I counted 147 posts on my twitter account yesterday about the Mets, and 101 were on the ownership topic.
As some of you know, I was a 20% minority owner in a company. I also was the President, until my “partners” wanted to expand on the company in the troublesome 1980’s and I voted against it due to our already large debt owed to the banks. They met without me (their right), voted me out as President, and told me to take a hike while still retaining a personal guarantee against the debt. A year later, they sold the company for seven figures less than we owed and I got stuck with my portion of the bill. Trust me, it ain’t that special.
Is ownership that important to you, the fan?
Ask yourself a few questions:
1. How many names do you know that own either a team in the MLB, NBA, NFL, or NHL?
2. How many of them meddle in the day-to-day operation of their teams?
3. And, regarding those that meddle, how many times have they won a championship in their respective league?
Companies run best when ownership hires an excellent leader, and then let’s that person build the company with excellent divisional managers, who then… you get the picture.
The best example I worked for in this category was The Hearst Corporation. William Randolph Hearst actually set up a Board of Directors that had no family members. Each division head reported to him and the board and that divisional head had 100% say in the day-to-day operation of that division. I worked one floor below the President of Hearst Broadcasting as the General Sales Manager of their Pittsburgh radio stations. I met the President on my interview, each year’s Christmas lunch, and a five-minute exit-interview a few years later. My boss, the General Manager of the radio stations, met with him daily. I met with the GM daily. That’s how it’s supposed to work.

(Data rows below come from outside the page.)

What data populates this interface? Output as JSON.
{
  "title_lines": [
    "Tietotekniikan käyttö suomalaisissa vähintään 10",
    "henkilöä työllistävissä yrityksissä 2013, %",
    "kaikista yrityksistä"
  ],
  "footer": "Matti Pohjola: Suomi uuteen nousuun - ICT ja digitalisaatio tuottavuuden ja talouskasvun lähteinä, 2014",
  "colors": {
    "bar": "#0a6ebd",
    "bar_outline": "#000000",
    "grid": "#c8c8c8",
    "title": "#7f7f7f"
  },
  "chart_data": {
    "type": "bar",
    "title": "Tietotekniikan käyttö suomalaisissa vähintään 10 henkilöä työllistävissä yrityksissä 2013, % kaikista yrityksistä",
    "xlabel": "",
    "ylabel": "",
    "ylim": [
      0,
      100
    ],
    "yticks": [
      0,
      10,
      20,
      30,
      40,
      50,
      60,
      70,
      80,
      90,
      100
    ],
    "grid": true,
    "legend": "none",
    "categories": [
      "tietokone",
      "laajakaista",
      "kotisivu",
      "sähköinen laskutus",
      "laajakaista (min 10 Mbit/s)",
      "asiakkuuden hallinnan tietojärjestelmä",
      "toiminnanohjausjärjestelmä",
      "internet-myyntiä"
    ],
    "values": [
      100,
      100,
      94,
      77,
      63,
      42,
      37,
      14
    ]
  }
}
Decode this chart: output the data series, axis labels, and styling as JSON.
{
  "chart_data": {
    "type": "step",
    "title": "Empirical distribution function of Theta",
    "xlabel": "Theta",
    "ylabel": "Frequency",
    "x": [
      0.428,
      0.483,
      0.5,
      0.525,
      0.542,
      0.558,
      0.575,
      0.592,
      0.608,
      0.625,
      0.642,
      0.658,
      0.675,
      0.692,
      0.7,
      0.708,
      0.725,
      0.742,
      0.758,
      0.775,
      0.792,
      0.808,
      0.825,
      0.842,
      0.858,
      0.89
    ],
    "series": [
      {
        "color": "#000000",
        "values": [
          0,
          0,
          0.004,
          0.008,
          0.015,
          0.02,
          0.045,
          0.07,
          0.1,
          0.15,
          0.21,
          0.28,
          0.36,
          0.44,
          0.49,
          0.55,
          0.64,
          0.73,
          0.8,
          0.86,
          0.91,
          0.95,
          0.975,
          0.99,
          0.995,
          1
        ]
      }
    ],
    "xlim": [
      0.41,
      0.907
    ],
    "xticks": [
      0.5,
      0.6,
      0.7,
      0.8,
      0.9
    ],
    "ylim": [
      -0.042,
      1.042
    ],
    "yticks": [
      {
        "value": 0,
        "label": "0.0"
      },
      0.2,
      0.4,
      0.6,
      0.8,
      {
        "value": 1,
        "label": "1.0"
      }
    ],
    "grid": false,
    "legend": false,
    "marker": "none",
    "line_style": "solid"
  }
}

Some businesses have family problems. The New York Giants were a perfect example of this. Fifty per cent of the team was owned by the late Wellington Mara, while the other half was owned by his nephew, Tim Mara. They hated each other. In fact, they didn’t even talk to each other. But, both were smart enough to hire a competent General Manager, George Young, and then let him do their job. Young hired Bill Parcells and the rest is history.
I really don’t care who owns the rest, I care who runs it.
The fans own the Green Bay Packers, but they don’t pick the players. A Japanese company owns the Seattle Mariners, but they don’t serve goiza in the dugout.
A company takes on a minority partner because they either need additional operating monies, or a competent operator that demands a piece of the action. The company that hired me was operating into the grave. I got my piece to run their company and they never told me how to that. We became highly profitable, sold part of the company off to retire all the old debt, and then began to buy new additions into the company. We were then hit with the recession, and went south. Their solution was to buy more and run up more debt, while, at the same time, refinance the debt we then had over our head. I didn’t like the idea. So goes my ownership days.
Let the Wilpons work out their own problems. None directly relate to field operations. New money will come in, old contracts will run out at the end of 2011, and 2012 will begin a new chapter in New York baseball.
Just root for the team. They need your support.